Aug. 31, 2001
Sports - Jewish football players
Football field of dreams
Two local Jewish athletes hope to lead UBC's team.
KYLE BERGER REPORTER
The field at the University of British Columbia's Thunderbird Stadium
was muddy and flooded as a mid-August downpour soaked the varsity
football team's morning practice.
But even after battling the elements while pushing their bodies
to the limit for the sake of impressing the coach, the T-Birds'
Zack Silverman and Aaron Harowitz left the field with smiles on
their wet faces. Because they were doing what they love.

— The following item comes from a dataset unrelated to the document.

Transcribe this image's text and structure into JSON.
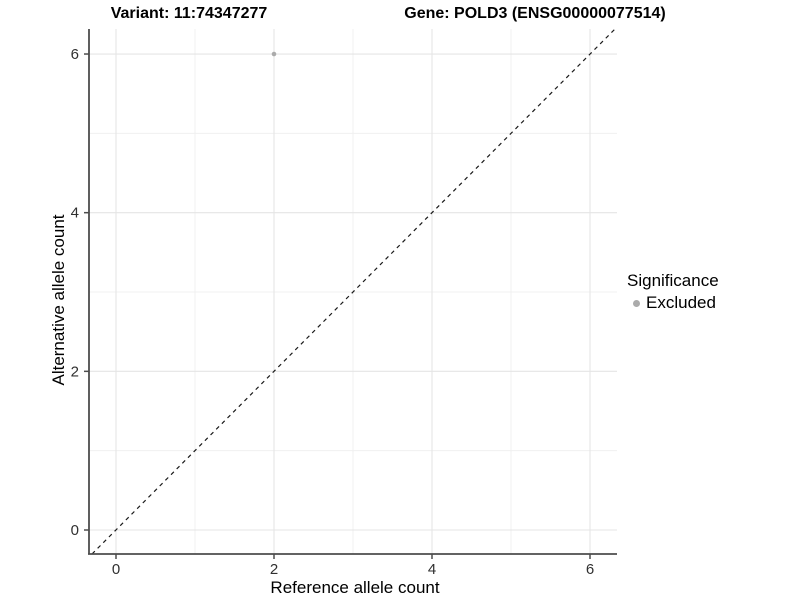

"If I can walk, I'll practise," Harowitz said of the
conditions under which he works.
The two athletes, both past graduates of Beth Tikvah's Hebrew school,
are facing even more strenuous times this season as they fight for
starting positions on the team.
Silverman, 23, is in competition with a younger, but taller, athlete
for football's most glorified position, the quarterback. He is coming
off a Canadian MVP season with the Okanagan Sun of the Canadian
Junior Football League, where he led his team to the national championships
and won it all.
His competitor, Rob Kenney, however, has the advantage of knowing
the T Birds' playbook inside-out, as he's been the team's back-up
pivot for several seasons already.
Silverman didn't get a chance to begin studying the book until
two days before training camp began.
"I'm a smart quarterback and knowing the playbook and making
plays with my head is the best thing I can do, so it's going to
take some time for me to get to the level that I want to be at,"

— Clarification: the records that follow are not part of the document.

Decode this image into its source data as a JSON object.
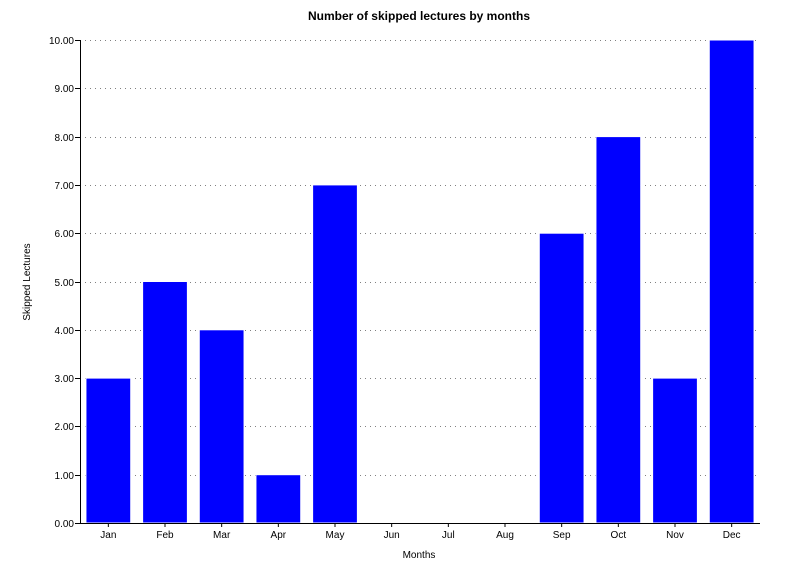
{
  "chart_data": {
    "type": "bar",
    "title": "Number of skipped lectures by months",
    "xlabel": "Months",
    "ylabel": "Skipped Lectures",
    "categories": [
      "Jan",
      "Feb",
      "Mar",
      "Apr",
      "May",
      "Jun",
      "Jul",
      "Aug",
      "Sep",
      "Oct",
      "Nov",
      "Dec"
    ],
    "values": [
      3,
      5,
      4,
      1,
      7,
      0,
      0,
      0,
      6,
      8,
      3,
      10
    ],
    "ylim": [
      0,
      10
    ],
    "yticks": [
      "0.00",
      "1.00",
      "2.00",
      "3.00",
      "4.00",
      "5.00",
      "6.00",
      "7.00",
      "8.00",
      "9.00",
      "10.00"
    ],
    "grid": true,
    "bar_color": "#0000ff"
  }
}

"There's nothing to say that just because someone starts the
first game ... they're going to be better than me forever. I'm always
going to practise as hard as I can and push [Kenney] because that's
the best thing for the team and the best thing for me."
On the other side of the football line, Harowitz, a second-year
outside linebacker, is also competing against another second-year
player for a starting role on the team. He spent last season backing
up the position while starting as a special teams player. His progress
is unique, however, as this will only be his third year playing
"I didn't really ever have it in my mind to play collegiate
football when I was growing up," he said. "I was always
a basketball player and I didn't play football in high school."
A few years ago, at the age of 17, he joined the Richmond Raiders
community football team and had a successful season while studying
as a freshman at UBC. He was discovered by the T-Birds' coach and
was invited to last season's summer training camp.
While his progress with university level football has been quick,
Harowitz doesn't see a big professional career ahead of him.
"There are guys that are my age that play on the team who
definitely will play in the [Canadian Football League] and have
been to [B.C.] Lions' training camps but I've never really taken
it as seriously," he said. "If it comes to the point where
I can make some money playing professional sports, I would love
to for a few years but, for now, I'm here getting my education paid
for and having some fun."
His studies have been focused on education, as he hopes one day
to have a less physically demanding career as a high school teacher.
While Silverman is considering turning his education attention
towards a law degree, he is hoping for a few years of professional
football after his time at UBC.
"If the opportunity was presented to me I'd probably take
it," he said, pointing out that most Canadian professional
football players get paid less than lawyers. "It would be worth
the experience just to say I played professional football. But right
now, that's not really a priority because I'm more worried about
winning my starting job in university."
In the meantime, both athletes agreed that juggling a grueling
football schedule and a high-level education has proven to be tough,
yet rewarding. With classes usually running from 8:30 a.m. to 3:30
p.m., they often have just one hour to eat and get to the field
for a practice that runsuntil 8:30 p.m.
"It's a time-management thing," said Silverman. "Instead
of doing nothing in between classes, you do your homework and you
do it at night when you get home. A lot of my friends who are just
in school have so much available time to kill."
Harowitz said the game itself has taught him lessons that he will
carry with him the rest of his life.
"I know that I can focus on something and if I work hard enough
I can achieve it," he said. "Every athlete has failed,
lost and been beaten and it's about how you pick yourself up, brush
the dirt off and come back harder and stronger. It's the same with
sports, the same with school and the same with life."
"Particularly with football," added Silverman. "Because
it is such a physical sport, as well as mentally demanding, it takes
so much inner strength not to have a breakdown and when you fight
through an injury it makes you so much tougher.
"For me, when there's almost no time left on the clock and
I'm standing on the two-yard line, how I react to that tells me
as much about myself as any test or anything I can do."